Indiana Supreme Court Says Okay to Engineering Expert Providing Testimony as to Cause of Lower-Back Injury in Motor Vehicle Collision
In Person v. Shipley (No. 20S03-1110-CT-609), the Indiana Supreme Court agreed with the trial court that an engineering expert was qualified to provide expert testimony on the cause of a lower-back injury the plaintiff suffered when his tractor trailer truck was rear-ended by the defendant’s Buick sedan.

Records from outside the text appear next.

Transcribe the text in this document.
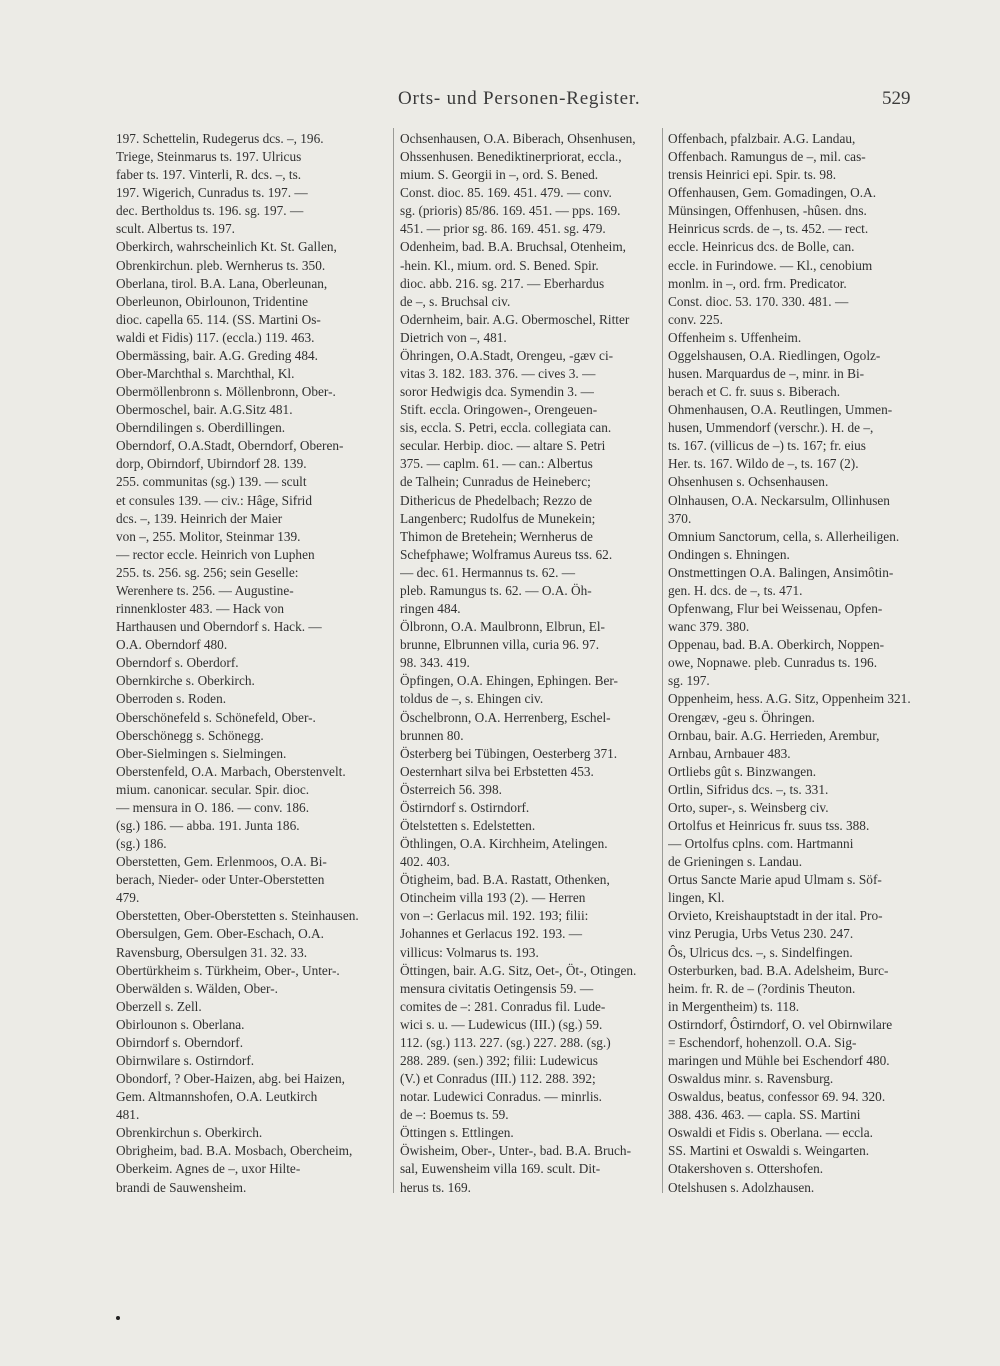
Orts- und Personen-Register.	529
197. Schettelin, Rudegerus dcs. –, 196.
Triege, Steinmarus ts. 197. Ulricus
faber ts. 197. Vinterli, R. dcs. –, ts.
197. Wigerich, Cunradus ts. 197. —
dec. Bertholdus ts. 196. sg. 197. —
scult. Albertus ts. 197.
Oberkirch, wahrscheinlich Kt. St. Gallen,
Obrenkirchun. pleb. Wernherus ts. 350.
Oberlana, tirol. B.A. Lana, Oberleunan,
Oberleunon, Obirlounon, Tridentine
dioc. capella 65. 114. (SS. Martini Os-
waldi et Fidis) 117. (eccla.) 119. 463.
Obermässing, bair. A.G. Greding 484.
Ober-Marchthal s. Marchthal, Kl.
Obermöllenbronn s. Möllenbronn, Ober-.
Obermoschel, bair. A.G.Sitz 481.
Oberndilingen s. Oberdillingen.
Oberndorf, O.A.Stadt, Oberndorf, Oberen-
dorp, Obirndorf, Ubirndorf 28. 139.
255. communitas (sg.) 139. — scult
et consules 139. — civ.: Hâge, Sifrid
dcs. –, 139. Heinrich der Maier
von –, 255. Molitor, Steinmar 139.
— rector eccle. Heinrich von Luphen
255. ts. 256. sg. 256; sein Geselle:
Werenhere ts. 256. — Augustine-
rinnenkloster 483. — Hack von
Harthausen und Oberndorf s. Hack. —
O.A. Oberndorf 480.
Oberndorf s. Oberdorf.
Obernkirche s. Oberkirch.
Oberroden s. Roden.
Oberschönefeld s. Schönefeld, Ober-.
Oberschönegg s. Schönegg.
Ober-Sielmingen s. Sielmingen.
Oberstenfeld, O.A. Marbach, Oberstenvelt.
mium. canonicar. secular. Spir. dioc.
— mensura in O. 186. — conv. 186.
(sg.) 186. — abba. 191. Junta 186.
(sg.) 186.
Oberstetten, Gem. Erlenmoos, O.A. Bi-
berach, Nieder- oder Unter-Oberstetten
479.
Oberstetten, Ober-Oberstetten s. Steinhausen.
Obersulgen, Gem. Ober-Eschach, O.A.
Ravensburg, Obersulgen 31. 32. 33.
Obertürkheim s. Türkheim, Ober-, Unter-.
Oberwälden s. Wälden, Ober-.
Oberzell s. Zell.
Obirlounon s. Oberlana.
Obirndorf s. Oberndorf.
Obirnwilare s. Ostirndorf.
Obondorf, ? Ober-Haizen, abg. bei Haizen,
Gem. Altmannshofen, O.A. Leutkirch
481.
Obrenkirchun s. Oberkirch.
Obrigheim, bad. B.A. Mosbach, Obercheim,
Oberkeim. Agnes de –, uxor Hilte-
brandi de Sauwensheim.
Ochsenhausen, O.A. Biberach, Ohsenhusen,
Ohssenhusen. Benediktinerpriorat, eccla.,
mium. S. Georgii in –, ord. S. Bened.
Const. dioc. 85. 169. 451. 479. — conv.
sg. (prioris) 85/86. 169. 451. — pps. 169.
451. — prior sg. 86. 169. 451. sg. 479.
Odenheim, bad. B.A. Bruchsal, Otenheim,
-hein. Kl., mium. ord. S. Bened. Spir.
dioc. abb. 216. sg. 217. — Eberhardus
de –, s. Bruchsal civ.
Odernheim, bair. A.G. Obermoschel, Ritter
Dietrich von –, 481.
Öhringen, O.A.Stadt, Orengeu, -gæv ci-
vitas 3. 182. 183. 376. — cives 3. —
soror Hedwigis dca. Symendin 3. —
Stift. eccla. Oringowen-, Orengeuen-
sis, eccla. S. Petri, eccla. collegiata can.
secular. Herbip. dioc. — altare S. Petri
375. — caplm. 61. — can.: Albertus
de Talhein; Cunradus de Heineberc;
Dithericus de Phedelbach; Rezzo de
Langenberc; Rudolfus de Munekein;
Thimon de Bretehein; Wernherus de
Schefphawe; Wolframus Aureus tss. 62.
— dec. 61. Hermannus ts. 62. —
pleb. Ramungus ts. 62. — O.A. Öh-
ringen 484.
Ölbronn, O.A. Maulbronn, Elbrun, El-
brunne, Elbrunnen villa, curia 96. 97.
98. 343. 419.
Öpfingen, O.A. Ehingen, Ephingen. Ber-
toldus de –, s. Ehingen civ.
Öschelbronn, O.A. Herrenberg, Eschel-
brunnen 80.
Österberg bei Tübingen, Oesterberg 371.
Oesternhart silva bei Erbstetten 453.
Österreich 56. 398.
Östirndorf s. Ostirndorf.
Ötelstetten s. Edelstetten.
Öthlingen, O.A. Kirchheim, Atelingen.
402. 403.
Ötigheim, bad. B.A. Rastatt, Othenken,
Otincheim villa 193 (2). — Herren
von –: Gerlacus mil. 192. 193; filii:
Johannes et Gerlacus 192. 193. —
villicus: Volmarus ts. 193.
Öttingen, bair. A.G. Sitz, Oet-, Öt-, Otingen.
mensura civitatis Oetingensis 59. —
comites de –: 281. Conradus fil. Lude-
wici s. u. — Ludewicus (III.) (sg.) 59.
112. (sg.) 113. 227. (sg.) 227. 288. (sg.)
288. 289. (sen.) 392; filii: Ludewicus
(V.) et Conradus (III.) 112. 288. 392;
notar. Ludewici Conradus. — minrlis.
de –: Boemus ts. 59.
Öttingen s. Ettlingen.
Öwisheim, Ober-, Unter-, bad. B.A. Bruch-
sal, Euwensheim villa 169. scult. Dit-
herus ts. 169.
Offenbach, pfalzbair. A.G. Landau,
Offenbach. Ramungus de –, mil. cas-
trensis Heinrici epi. Spir. ts. 98.
Offenhausen, Gem. Gomadingen, O.A.
Münsingen, Offenhusen, -hûsen. dns.
Heinricus scrds. de –, ts. 452. — rect.
eccle. Heinricus dcs. de Bolle, can.
eccle. in Furindowe. — Kl., cenobium
monlm. in –, ord. frm. Predicator.
Const. dioc. 53. 170. 330. 481. —
conv. 225.
Offenheim s. Uffenheim.
Oggelshausen, O.A. Riedlingen, Ogolz-
husen. Marquardus de –, minr. in Bi-
berach et C. fr. suus s. Biberach.
Ohmenhausen, O.A. Reutlingen, Ummen-
husen, Ummendorf (verschr.). H. de –,
ts. 167. (villicus de –) ts. 167; fr. eius
Her. ts. 167. Wildo de –, ts. 167 (2).
Ohsenhusen s. Ochsenhausen.
Olnhausen, O.A. Neckarsulm, Ollinhusen
370.
Omnium Sanctorum, cella, s. Allerheiligen.
Ondingen s. Ehningen.
Onstmettingen O.A. Balingen, Ansimôtin-
gen. H. dcs. de –, ts. 471.
Opfenwang, Flur bei Weissenau, Opfen-
wanc 379. 380.
Oppenau, bad. B.A. Oberkirch, Noppen-
owe, Nopnawe. pleb. Cunradus ts. 196.
sg. 197.
Oppenheim, hess. A.G. Sitz, Oppenheim 321.
Orengæv, -geu s. Öhringen.
Ornbau, bair. A.G. Herrieden, Arembur,
Arnbau, Arnbauer 483.
Ortliebs gût s. Binzwangen.
Ortlin, Sifridus dcs. –, ts. 331.
Orto, super-, s. Weinsberg civ.
Ortolfus et Heinricus fr. suus tss. 388.
— Ortolfus cplns. com. Hartmanni
de Grieningen s. Landau.
Ortus Sancte Marie apud Ulmam s. Söf-
lingen, Kl.
Orvieto, Kreishauptstadt in der ital. Pro-
vinz Perugia, Urbs Vetus 230. 247.
Ôs, Ulricus dcs. –, s. Sindelfingen.
Osterburken, bad. B.A. Adelsheim, Burc-
heim. fr. R. de – (?ordinis Theuton.
in Mergentheim) ts. 118.
Ostirndorf, Ôstirndorf, O. vel Obirnwilare
= Eschendorf, hohenzoll. O.A. Sig-
maringen und Mühle bei Eschendorf 480.
Oswaldus minr. s. Ravensburg.
Oswaldus, beatus, confessor 69. 94. 320.
388. 436. 463. — capla. SS. Martini
Oswaldi et Fidis s. Oberlana. — eccla.
SS. Martini et Oswaldi s. Weingarten.
Otakershoven s. Ottershofen.
Otelshusen s. Adolzhausen.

The engineer's qualifications included an undergraduate degree in mechanical engineering, a Ph.D. in biomedical engineering, time spent as an assistant professor at a school of medicine, and time spent teaching courses in biomechanics that cover the musculoskeletal system and the principles underlying the calculations he used for his testimony. The Court explained that the expert was qualified to provide expert testimony because his “engineering background, his knowledge of velocity and changes in speed upon impact, and his experience in reviewing these types of cases made him qualified to offer his opinion as to the change in speed or velocity of [the Plaintiff’s] tractor-trailer.” The Court also agreed that the expert was qualified to give his opinion that the accident did not cause the plaintiff’s lower-back injury because, although the expert was not a medical doctor, the expert’s opinion focused on “the science of engineering and physics as opposed to the science of medicine.” Therefore, his education, background, training, and knowledge of the effect of forces on the musculoskeletal system made him qualified to render his causation opinion under Rule 702.